“Letter,” the first track off “Letter Ghost,” the new album from Portland duo Blood Warrior and its first release in over four years, sounds like the beginning of a quest. The wanderers — or this case warriors — set off across the dusty plain. Co-songwriters Greg Jamie and Joey Weiss immediately set the scene: briskly strummed acoustic guitar, harmonium, reverb-drenched guitar and sparse percussion, like a Sergio Leone western that, instead of the desert, is set in the middle of January in Maine.
That sense of desolation is pervasive through “Letter Ghost,” seven tracks from Jamie, of the Brooklyn alt-folk band O’Death and former owner of the now-defunct Biddeford indie rock venue The Oak and the Ax, and Weiss, of the bands Super Monster and Lazy River. Like a long, cold winter, like the one we just had, it is it once cozy and inviting like a wood stove, and also raw and intimidating, like the woods in a blizzard. A breezy, easy summertime listen it is not.

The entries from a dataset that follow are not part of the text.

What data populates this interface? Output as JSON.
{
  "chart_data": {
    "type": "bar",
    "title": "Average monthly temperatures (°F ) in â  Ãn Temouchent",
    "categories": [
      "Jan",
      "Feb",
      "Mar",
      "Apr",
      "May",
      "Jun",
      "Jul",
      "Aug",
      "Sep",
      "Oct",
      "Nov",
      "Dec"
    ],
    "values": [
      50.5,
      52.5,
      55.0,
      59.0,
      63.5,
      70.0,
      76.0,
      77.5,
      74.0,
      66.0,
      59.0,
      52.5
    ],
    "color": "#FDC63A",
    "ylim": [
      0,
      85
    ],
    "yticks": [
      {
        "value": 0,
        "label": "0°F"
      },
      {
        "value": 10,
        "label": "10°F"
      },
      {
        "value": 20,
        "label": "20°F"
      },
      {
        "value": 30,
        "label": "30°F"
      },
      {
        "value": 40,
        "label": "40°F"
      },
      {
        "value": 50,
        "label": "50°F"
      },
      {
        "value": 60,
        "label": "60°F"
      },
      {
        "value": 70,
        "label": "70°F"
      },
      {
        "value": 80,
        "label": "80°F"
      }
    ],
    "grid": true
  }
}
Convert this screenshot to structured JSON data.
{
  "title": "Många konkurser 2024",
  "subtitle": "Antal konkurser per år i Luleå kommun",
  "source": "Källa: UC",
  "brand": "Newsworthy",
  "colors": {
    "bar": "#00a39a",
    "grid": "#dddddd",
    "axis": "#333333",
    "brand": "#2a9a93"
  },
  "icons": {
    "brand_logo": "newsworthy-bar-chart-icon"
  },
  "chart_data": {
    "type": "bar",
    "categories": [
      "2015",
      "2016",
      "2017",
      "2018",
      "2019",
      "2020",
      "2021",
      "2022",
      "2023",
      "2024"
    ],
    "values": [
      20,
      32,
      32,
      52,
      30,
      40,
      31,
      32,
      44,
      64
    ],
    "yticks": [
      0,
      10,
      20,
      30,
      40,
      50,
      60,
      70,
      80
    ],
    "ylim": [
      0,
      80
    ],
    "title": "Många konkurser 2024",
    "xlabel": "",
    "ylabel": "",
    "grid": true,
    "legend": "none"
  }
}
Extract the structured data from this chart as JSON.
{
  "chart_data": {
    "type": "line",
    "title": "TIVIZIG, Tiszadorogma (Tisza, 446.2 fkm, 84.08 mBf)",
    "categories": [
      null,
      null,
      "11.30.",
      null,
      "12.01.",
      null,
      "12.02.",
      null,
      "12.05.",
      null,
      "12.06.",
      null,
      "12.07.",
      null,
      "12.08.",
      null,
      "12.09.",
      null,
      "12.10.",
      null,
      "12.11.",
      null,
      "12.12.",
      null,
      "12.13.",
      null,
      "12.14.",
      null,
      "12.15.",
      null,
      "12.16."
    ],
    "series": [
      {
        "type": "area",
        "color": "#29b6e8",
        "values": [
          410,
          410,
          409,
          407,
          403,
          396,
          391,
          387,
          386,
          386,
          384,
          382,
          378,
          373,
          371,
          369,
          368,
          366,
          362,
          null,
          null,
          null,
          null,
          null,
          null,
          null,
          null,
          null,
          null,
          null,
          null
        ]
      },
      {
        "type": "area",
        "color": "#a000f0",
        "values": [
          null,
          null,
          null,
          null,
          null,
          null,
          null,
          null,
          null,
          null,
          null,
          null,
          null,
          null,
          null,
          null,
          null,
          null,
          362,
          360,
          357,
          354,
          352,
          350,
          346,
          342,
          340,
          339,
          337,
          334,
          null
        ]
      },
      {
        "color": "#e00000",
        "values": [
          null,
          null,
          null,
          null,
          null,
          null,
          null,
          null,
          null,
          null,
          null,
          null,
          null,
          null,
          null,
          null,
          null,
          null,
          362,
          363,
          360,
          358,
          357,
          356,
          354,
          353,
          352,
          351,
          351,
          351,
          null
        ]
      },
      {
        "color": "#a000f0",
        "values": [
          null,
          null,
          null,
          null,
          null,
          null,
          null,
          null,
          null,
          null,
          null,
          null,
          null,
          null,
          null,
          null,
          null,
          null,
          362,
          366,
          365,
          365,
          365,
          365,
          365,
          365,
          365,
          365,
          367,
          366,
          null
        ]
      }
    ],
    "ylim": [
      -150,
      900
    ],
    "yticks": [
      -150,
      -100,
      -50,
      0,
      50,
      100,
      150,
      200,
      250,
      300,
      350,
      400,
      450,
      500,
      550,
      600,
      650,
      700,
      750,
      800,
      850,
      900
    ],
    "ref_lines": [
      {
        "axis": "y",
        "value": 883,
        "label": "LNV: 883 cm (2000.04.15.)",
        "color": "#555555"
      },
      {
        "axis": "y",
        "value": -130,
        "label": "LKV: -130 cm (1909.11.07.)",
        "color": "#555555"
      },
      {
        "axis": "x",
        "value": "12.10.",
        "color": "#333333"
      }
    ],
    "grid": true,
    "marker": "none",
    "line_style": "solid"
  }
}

Though “Letter Ghost” is nominally an indie rock record, it brings in trappings of many other musical styles, most notable in the percussion, mostly performed on single drums in the way that Celtic or Appalachian music is, or even as Native American music is. The guitar playing is particularly notable, like the shimmering, haunting “All Your Thoughts” or the delicate “Falling Rocks,” both of which feature guitar melodies played repeatedly, trance-like and primitive. Jamie’s vocals, reportedly recorded each in one take, are raw and shivery, as they are on his albums with O’Death — though here he really reigns it in, opting for a light, fragile, even sometimes whispered delivery. By the end, some of the frost begins to melt and the light begins to linger, with closing track “Ghost.”
The overall effect is one of melancholy — omnipresent, but not overwhelming, melancholy — and of a lo-fi, primitive atmosphere. According to Jamie and Weiss themselves, they recorded the entire album on a broken 8-track machine, mostly in Jamie’s former venue in Biddeford. In some ways, that lack of superficial trappings makes the album punk rock, rejecting just about everything in favor of honest emotion and stripped-down music. It will sound wonderful on a bright, cold winter morning in Maine.